In response to our post Woodworking Tips from Laura’s Dad, there were several comments about author Craig Cochrane’s table saw not having a splitter on it to help prevent kickbacks, which can be dangerous. One reader, Mark Harrison, recommended a couple of table saw basics and safety articles on Popular Woodworking’s website. Here’s a link to them. Thanks, Mark!
The Mechanics of Kickback
Kickback occurs when a piece of wood is unexpectedly thrown back toward the operator. The lifting and throwing force of kickback starts at the back of the blade, not the front.
To get a better understanding of how this force is created, unplug your saw and mark any tooth with a felt-tip marker. Now rotate that tooth to where it just starts to rise above the table at the back of your saw’s throat plate.

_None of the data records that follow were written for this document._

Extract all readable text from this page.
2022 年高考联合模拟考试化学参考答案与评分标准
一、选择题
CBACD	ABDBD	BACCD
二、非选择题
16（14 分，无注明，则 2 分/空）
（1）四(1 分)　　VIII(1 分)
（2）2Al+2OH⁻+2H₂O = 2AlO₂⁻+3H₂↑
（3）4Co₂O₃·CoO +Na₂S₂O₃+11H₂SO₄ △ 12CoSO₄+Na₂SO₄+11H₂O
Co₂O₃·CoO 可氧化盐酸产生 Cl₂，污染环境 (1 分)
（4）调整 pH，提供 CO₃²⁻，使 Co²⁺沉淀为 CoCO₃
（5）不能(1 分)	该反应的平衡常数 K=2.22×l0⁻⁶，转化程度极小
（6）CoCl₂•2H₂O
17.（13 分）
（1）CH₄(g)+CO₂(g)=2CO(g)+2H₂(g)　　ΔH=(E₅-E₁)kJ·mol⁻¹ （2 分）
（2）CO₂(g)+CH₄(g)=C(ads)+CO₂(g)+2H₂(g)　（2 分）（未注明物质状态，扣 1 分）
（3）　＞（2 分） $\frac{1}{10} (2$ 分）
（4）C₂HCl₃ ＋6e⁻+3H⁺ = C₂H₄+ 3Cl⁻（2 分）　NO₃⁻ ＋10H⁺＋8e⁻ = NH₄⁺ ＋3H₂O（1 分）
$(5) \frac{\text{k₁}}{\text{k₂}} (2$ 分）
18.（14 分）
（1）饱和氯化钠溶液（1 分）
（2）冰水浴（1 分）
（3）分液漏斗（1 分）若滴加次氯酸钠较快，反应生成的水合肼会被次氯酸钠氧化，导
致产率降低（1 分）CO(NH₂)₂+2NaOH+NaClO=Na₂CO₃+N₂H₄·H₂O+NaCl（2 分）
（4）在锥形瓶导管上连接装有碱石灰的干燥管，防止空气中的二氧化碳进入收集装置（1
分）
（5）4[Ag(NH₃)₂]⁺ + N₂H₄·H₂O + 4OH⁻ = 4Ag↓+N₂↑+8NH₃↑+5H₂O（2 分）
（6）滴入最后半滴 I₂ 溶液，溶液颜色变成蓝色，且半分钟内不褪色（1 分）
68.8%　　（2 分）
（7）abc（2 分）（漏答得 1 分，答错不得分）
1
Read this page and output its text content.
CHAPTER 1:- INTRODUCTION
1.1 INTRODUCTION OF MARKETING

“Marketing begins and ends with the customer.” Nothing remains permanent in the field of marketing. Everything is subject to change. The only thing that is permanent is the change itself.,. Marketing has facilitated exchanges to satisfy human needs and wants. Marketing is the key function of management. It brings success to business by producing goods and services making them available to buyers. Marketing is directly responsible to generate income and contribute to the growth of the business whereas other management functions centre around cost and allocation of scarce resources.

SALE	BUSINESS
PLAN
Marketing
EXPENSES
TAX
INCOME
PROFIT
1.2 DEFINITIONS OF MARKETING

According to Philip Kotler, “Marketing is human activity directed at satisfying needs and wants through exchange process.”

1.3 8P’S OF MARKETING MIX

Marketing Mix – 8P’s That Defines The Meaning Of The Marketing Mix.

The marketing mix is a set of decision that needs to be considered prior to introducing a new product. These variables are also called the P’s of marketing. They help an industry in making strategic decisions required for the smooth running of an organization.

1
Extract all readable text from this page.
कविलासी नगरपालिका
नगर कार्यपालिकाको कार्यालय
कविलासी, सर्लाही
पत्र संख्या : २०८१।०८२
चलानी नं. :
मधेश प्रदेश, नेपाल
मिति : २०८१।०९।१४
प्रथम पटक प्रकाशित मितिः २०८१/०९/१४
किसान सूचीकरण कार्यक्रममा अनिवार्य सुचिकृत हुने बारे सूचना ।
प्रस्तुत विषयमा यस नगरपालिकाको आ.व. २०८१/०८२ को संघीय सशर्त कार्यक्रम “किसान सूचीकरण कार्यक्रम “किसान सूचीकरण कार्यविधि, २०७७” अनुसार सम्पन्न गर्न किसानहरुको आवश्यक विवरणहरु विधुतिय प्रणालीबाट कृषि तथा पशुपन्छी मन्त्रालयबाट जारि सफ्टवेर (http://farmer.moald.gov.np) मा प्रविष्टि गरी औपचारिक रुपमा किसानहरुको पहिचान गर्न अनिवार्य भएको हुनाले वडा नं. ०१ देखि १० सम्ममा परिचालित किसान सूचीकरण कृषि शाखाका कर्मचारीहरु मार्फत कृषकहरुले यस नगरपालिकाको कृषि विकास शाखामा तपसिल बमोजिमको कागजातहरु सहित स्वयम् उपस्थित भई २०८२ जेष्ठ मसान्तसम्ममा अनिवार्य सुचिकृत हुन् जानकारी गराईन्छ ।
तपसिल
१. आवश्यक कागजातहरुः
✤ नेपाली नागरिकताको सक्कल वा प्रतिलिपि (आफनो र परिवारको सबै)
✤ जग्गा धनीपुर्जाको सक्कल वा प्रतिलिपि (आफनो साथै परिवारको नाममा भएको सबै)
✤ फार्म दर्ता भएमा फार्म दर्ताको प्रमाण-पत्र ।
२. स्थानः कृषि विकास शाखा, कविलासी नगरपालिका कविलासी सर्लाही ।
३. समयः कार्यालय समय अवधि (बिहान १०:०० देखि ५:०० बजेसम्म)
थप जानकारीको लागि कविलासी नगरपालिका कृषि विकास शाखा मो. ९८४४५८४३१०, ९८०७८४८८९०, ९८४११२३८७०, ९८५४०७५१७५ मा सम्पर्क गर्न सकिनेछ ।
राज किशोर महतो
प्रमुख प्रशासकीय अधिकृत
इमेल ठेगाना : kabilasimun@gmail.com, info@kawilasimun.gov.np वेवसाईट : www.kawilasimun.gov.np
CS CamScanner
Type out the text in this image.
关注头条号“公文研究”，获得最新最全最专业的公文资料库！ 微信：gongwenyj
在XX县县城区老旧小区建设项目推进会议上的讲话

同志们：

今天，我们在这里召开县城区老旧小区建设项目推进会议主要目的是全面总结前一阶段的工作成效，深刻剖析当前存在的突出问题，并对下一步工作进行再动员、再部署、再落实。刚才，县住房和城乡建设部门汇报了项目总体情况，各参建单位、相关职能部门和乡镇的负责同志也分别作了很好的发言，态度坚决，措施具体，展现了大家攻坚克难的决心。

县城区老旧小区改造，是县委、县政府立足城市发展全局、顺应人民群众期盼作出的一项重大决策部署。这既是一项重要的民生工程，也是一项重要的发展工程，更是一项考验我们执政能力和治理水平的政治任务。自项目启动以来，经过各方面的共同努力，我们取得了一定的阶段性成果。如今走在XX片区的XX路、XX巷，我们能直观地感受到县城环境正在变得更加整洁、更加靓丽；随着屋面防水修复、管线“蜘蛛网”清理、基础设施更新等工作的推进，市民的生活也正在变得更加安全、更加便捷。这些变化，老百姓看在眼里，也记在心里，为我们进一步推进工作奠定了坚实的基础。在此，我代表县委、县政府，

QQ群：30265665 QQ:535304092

If you follow this one tooth as it rotates it will give you a better idea how a piece of wood is lifted and thrown forward. When the blade rises through the table at the back of the saw it has an initial vertical lift. As the blade continues to rotate and reaches the top of its arc, the vertical lift begins to transform into a horizontal thrust. By the time the blade moves from the top of the arc back down toward the saw’s table, the horizontal thrust transitions back to vertical. By now all the force is moving down towards the table on its way to doing it all over again.
To help students understand how much lift a rotating blade has, I move them over to the 20″ disc sander (unplugged, of course). As the sandpaper disc rotates, you can safely sand wood on the side that is rotating down toward the table. But move the wood to the lifting side and the piece is immediately lifted up. A table saw blade works in a similar fashion.